Tyrosinase is a widespread indispensable binuclear Cu-enzyme that presents in the tissues of wide range of vertebrates, among them frog skin and liver pigment cells (Cicero et al., 1989). It takes part in melanogenesis and is able to protect cells in vitro against ROS-mediated toxicity (Rolff et al., 2011, Marino et al., 2011) and plays a crucial role in the innate immune (Pang et al., 2013). CART analysis has revealed tyrosinase-like activity as criterion of partitioning n-ZnO-treated animals (Fig. 4). There are several studies reported Zn-containing proteins or substances’ caused inhibition either tyrosinase protein level or activity in a mixed-type inhibition manner (Hale, 2002, Han et al., 2007). However for n-ZnO such information has been unknown. Meanwhile, the same regularities we’ve observed in Nfd-treated animals. Some reports have declared calcium channel blockers depressing activity of immune competence cells in vitro. For example, it has shown Nfd- and verapamil-attenuated intracellular calcium levels, thereby inhibiting the proliferative Plasmodium berghei-specific T cell immune responses in Balb/C mice (Moshal et al., 2007).
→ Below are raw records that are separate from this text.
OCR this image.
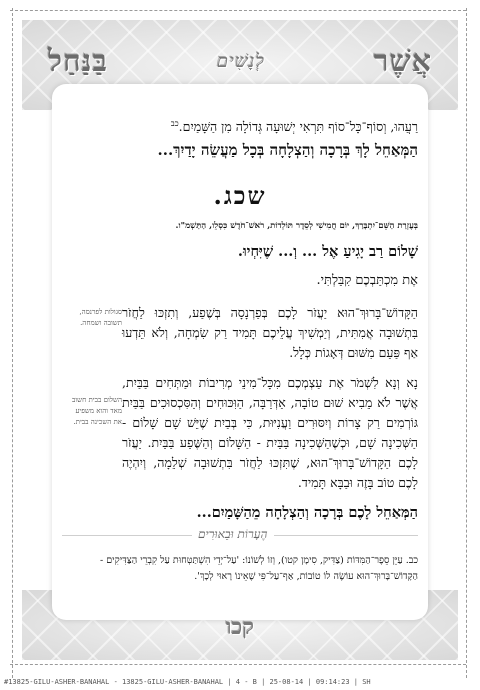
אֲשֶׁר
לְנָשִׁים
בַּנַּחַל

רַעֲהוּ, וְסוֹף־כָּל־סוֹף תִּרְאִי יְשׁוּעָה גְּדוֹלָה מִן הַשָּׁמַיִם.$^{כב}$

הַמְּאַחֵל לָךְ בְּרָכָה וְהַצְלָחָה בְּכָל מַעֲשֵׂה יָדַיִךְ...

שכג.

בְּעֶזְרַת הַשֵּׁם־יִתְבָּרַךְ, יוֹם חֲמִישִׁי לְסֵדֶר תּוֹלְדוֹת, רֹאשׁ־חֹדֶשׁ כִּסְלֵו, הַתַּשְׁמ"ו.

שָׁלוֹם רַב יָגִיעַ אֶל ... וְ... שֶׁיִּחְיוּ.

אֶת מִכְתַּבְכֶם קִבַּלְתִּי.

סגולות לפרנסה, תשובה ושמחה.

הַקָּדוֹשׁ־בָּרוּךְ־הוּא יַעֲזֹר לָכֶם בְּפַרְנָסָה בְּשֶׁפַע, וְתִזְכּוּ לַחֲזֹר בִּתְשׁוּבָה אֲמִתִּית, וְיַמְשִׁיךְ עֲלֵיכֶם תָּמִיד רַק שִׂמְחָה, וְלֹא תֵּדְעוּ אַף פַּעַם מִשּׁוּם דְּאָגוֹת כְּלָל.

השלום בבית חשוב מאד והוא משפיע את השכינה בבית.

נָא וְנָא לִשְׁמֹר אֶת עַצְמְכֶם מִכָּל־מִינֵי מְרִיבוֹת וּמַתְּחִים בַּבַּיִת, אֲשֶׁר לֹא מֵבִיא שׁוּם טוֹבָה, אַדְּרַבָּה, הַוִּכּוּחִים וְהַסִּכְסוּכִים בַּבַּיִת גּוֹרְמִים רַק צָרוֹת וְיִסּוּרִים וַעֲנִיּוּת, כִּי בְּבַיִת שֶׁיֵּשׁ שָׁם שָׁלוֹם - הַשְּׁכִינָה שָׁם, וּכְשֶׁהַשְּׁכִינָה בַּבַּיִת - הַשָּׁלוֹם וְהַשֶּׁפַע בַּבַּיִת. יַעֲזֹר לָכֶם הַקָּדוֹשׁ־בָּרוּךְ־הוּא, שֶׁתִּזְכּוּ לַחֲזֹר בִּתְשׁוּבָה שְׁלֵמָה, וְיִהְיֶה לָכֶם טוֹב בָּזֶה וּבַבָּא תָּמִיד.

הַמְּאַחֵל לָכֶם בְּרָכָה וְהַצְלָחָה מֵהַשָּׁמַיִם...

הֶעָרוֹת וּבֵאוּרִים

כב. עַיֵּן סֵפֶר־הַמִּדּוֹת (צַדִּיק, סִימָן קטו), וְזוֹ לְשׁוֹנוֹ: 'עַל־יְדֵי הִשְׁתַּטְּחוּת עַל קִבְרֵי הַצַּדִּיקִים - הַקָּדוֹשׁ־בָּרוּךְ־הוּא עוֹשֶׂה לוֹ טוֹבוֹת, אַף־עַל־פִּי שֶׁאֵינוֹ רָאוּי לְכָךְ'.

קכו
#13825-GILU-ASHER-BANAHAL - 13825-GILU-ASHER-BANAHAL | 4 - B | 25-08-14 | 09:14:23 | SH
Moreover, they significantly suppressed both the sensitization and elicitation phases of a contact hypersensitivity reaction and functions of Langerhans cells (Katoh et al., 1997). Nfd and diltiazem inhibited proliferation of human whole blood lymphocyte cultures and formyl-methionyl-leucyl-phenylalanine-stimulated phagocytosis which is dependent on an increase in the concentration of Ca2+ in human polymorphonuclear neutrophils (Rosales and Brown, 1992, Chow and Jusko, 2004). Our results allow predicting the immune disruptive effect of n-ZnO and Nfd for mature frog and the attenuation of immune system of wild animals promoting decline of amphibian population (Carey et al., 1999, Hayes et al., 2010).
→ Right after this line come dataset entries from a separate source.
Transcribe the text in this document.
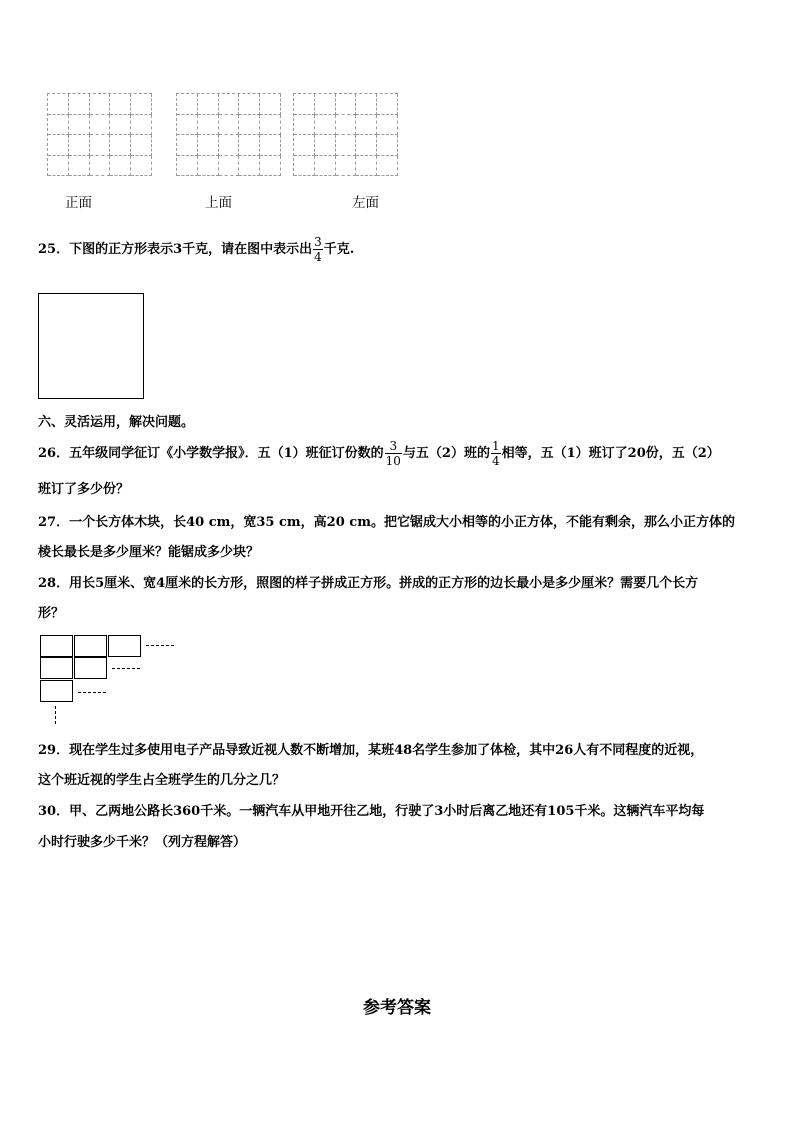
正面	上面	左面
25．下图的正方形表示3千克，请在图中表示出 $\frac{3}{4}$ 千克.
六、灵活运用，解决问题。
26．五年级同学征订《小学数学报》．五（1）班征订份数的 $\frac{3}{10}$ 与五（2）班的 $\frac{1}{4}$ 相等，五（1）班订了20份，五（2）
班订了多少份？
27．一个长方体木块，长40 cm，宽35 cm，高20 cm。把它锯成大小相等的小正方体，不能有剩余，那么小正方体的
棱长最长是多少厘米？能锯成多少块？
28．用长5厘米、宽4厘米的长方形，照图的样子拼成正方形。拼成的正方形的边长最小是多少厘米？需要几个长方
形？
29．现在学生过多使用电子产品导致近视人数不断增加，某班48名学生参加了体检，其中26人有不同程度的近视，
这个班近视的学生占全班学生的几分之几？
30．甲、乙两地公路长360千米。一辆汽车从甲地开往乙地，行驶了3小时后离乙地还有105千米。这辆汽车平均每
小时行驶多少千米？（列方程解答）
参考答案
In conclusion, this report presents results of complex study of the effects of n-ZnO in combination with widespread pharmaceutical Nfd using frog P. ridibundus. These data have further proved the bioavailability of Zn from n-ZnO in the organism of frog studied earlier, where the hypothesis was validated by thyrotropin-related parameters, lipofuscin accumulation, caspase-3 and CYP450 upregulation (Falfushynska et al., 2017). Present work gained our insights into frog’s immunity, bioenergetics and biotransformation response when they are facing co-exposure to these widespread substances. We found that n-ZnO and Zn could interfere endocrine system, cause elevation of metal-binding ability of MTs (both Zn and Cu) and shifting to anaerobiosis in frog liver. Meanwhile Nfd alone and in co-exposure with n-ZnO oppresses metal-binding ability of MTs against Zn and Cu, showing an ability to promote oxidative lesions and cytotoxic changes. It is evident that the release of common pharmaceuticals and nanoparticles into the aquatic environment is a matter of concern for their combined toxicity.